Austrian puppeteer (1677–1721)

Johann Baptist Hilverding (19 December 1677 - 28/29 August 1721) was an Austrian puppeteer, actor and theatre manager. His surname is sometimes also spelled Helferting, Hübfertin, Hielferding, Hilluerding or Höllwerding.

==Life==
He was born in Salzburg, to Johann Peter Hilverding, a puppeteer and court comedian in that city. He spent his childhood there until in 1685 he joined a tour to Vienna. He performed as a puppeteer in Vienna in 1698 and soon afterwards married Margarethe Maria Roset, from a wealthy family of showmen. The couple then toured to Dresden (1699), Frankfurt am Main and Prague, later also touring to Cologne and St. Gallen (1702). As a distiller Hilverding acquired citizenship of Vienna.

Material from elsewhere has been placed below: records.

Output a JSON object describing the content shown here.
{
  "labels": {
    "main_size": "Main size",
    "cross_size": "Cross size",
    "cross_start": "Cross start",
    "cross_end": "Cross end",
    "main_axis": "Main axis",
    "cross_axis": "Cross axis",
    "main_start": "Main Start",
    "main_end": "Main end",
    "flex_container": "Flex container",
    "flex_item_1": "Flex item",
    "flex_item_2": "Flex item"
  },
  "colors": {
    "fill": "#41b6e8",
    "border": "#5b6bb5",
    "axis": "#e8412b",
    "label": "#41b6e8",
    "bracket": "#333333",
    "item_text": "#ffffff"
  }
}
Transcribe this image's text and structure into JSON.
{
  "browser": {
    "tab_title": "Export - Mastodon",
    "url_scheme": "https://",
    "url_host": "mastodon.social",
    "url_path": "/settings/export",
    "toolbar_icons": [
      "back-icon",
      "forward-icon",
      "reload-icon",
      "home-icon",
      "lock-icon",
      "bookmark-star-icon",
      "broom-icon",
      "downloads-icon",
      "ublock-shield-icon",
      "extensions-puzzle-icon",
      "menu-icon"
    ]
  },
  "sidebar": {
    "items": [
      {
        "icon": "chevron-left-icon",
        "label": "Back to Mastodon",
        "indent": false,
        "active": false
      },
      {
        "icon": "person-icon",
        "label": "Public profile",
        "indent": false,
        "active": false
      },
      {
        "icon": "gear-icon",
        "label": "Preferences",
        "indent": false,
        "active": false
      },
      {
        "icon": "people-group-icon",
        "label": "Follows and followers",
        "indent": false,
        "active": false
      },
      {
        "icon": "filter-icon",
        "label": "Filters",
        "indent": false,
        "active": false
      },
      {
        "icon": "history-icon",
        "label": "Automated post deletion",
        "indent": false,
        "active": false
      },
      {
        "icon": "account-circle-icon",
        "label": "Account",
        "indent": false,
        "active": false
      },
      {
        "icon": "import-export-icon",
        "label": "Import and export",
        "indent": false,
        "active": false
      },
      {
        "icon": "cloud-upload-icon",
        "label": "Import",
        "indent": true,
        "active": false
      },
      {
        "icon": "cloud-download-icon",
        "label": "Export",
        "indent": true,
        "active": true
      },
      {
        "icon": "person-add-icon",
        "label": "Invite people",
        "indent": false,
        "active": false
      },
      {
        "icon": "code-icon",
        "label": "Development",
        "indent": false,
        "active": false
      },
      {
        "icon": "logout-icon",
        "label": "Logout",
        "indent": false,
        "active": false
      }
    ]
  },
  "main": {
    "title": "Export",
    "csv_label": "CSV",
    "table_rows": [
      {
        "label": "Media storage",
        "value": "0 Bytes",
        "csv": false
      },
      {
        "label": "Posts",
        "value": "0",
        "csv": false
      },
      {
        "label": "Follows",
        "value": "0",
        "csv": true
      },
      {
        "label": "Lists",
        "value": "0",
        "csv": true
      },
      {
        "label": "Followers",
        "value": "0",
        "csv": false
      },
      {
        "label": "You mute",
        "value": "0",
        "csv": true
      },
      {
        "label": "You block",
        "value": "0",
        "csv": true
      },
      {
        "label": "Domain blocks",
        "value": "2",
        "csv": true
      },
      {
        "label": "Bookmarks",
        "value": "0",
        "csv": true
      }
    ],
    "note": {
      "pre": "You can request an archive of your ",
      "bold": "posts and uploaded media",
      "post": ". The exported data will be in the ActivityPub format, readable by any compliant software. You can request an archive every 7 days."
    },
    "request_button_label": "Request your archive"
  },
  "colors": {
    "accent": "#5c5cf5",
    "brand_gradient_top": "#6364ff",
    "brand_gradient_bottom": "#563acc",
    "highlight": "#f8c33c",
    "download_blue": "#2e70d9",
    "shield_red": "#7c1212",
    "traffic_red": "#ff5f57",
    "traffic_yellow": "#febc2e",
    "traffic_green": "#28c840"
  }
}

His intensive collaboration with Joseph Anton Stranitzky led to the 1705-1707 foundation of the first theatrical enterprise in Vienna, which was interrupted by the official mourning after the deaths of Leopold I and Joseph I. He was part of the reopened Kärntnerthortheater from 1714 onwards, sharing its lease with Stranitzky from 1716 to 1718. After the theatre was ceded to rival Italian actors from 1719 onwards Hilverding and P. J. Tilly went to Augsburg until the distribution of privileges was clarified, where Gottfried Prehauser joined the troupe. After that they performed in Ulm and Breslau, where they spent the winter following a cancellation from Prague. After a long wait, the imperial privilege finally summoned him back to the Kärntnertor Theatre. Hilverding focused primarily on renewing the repertoire by acquiring numerous opera libretti and commissioning F. B. Werner to translate them "in a comic-theatrical style".

He died of a stroke in a carriage en route between Unterwaltersdorf and Vienna, probably near Velm or Moosbrunn, leaving his widow (who later married Prehauser) and ten children an estate of 5,246 guilders and 6 kreuzers. He was buried in Velm cemetery on 29 August 1721.

== Work ==
Hilverding evolved from a successful puppeteer into a theatre director. Alongside his collaboration with Stranitzky, he continued working as a puppeteer at least until the death of Joseph I, so that during the years of mourning and plague from 1711 to 1713 he was forced to travel from place to place as a puppeteer. At the Kärntnertor Theater, he later excelled in the role of Anselmo. His efforts to expand and renew the repertoire through the adaptation of opera libretti were later continued, primarily by Heinrich Rademin.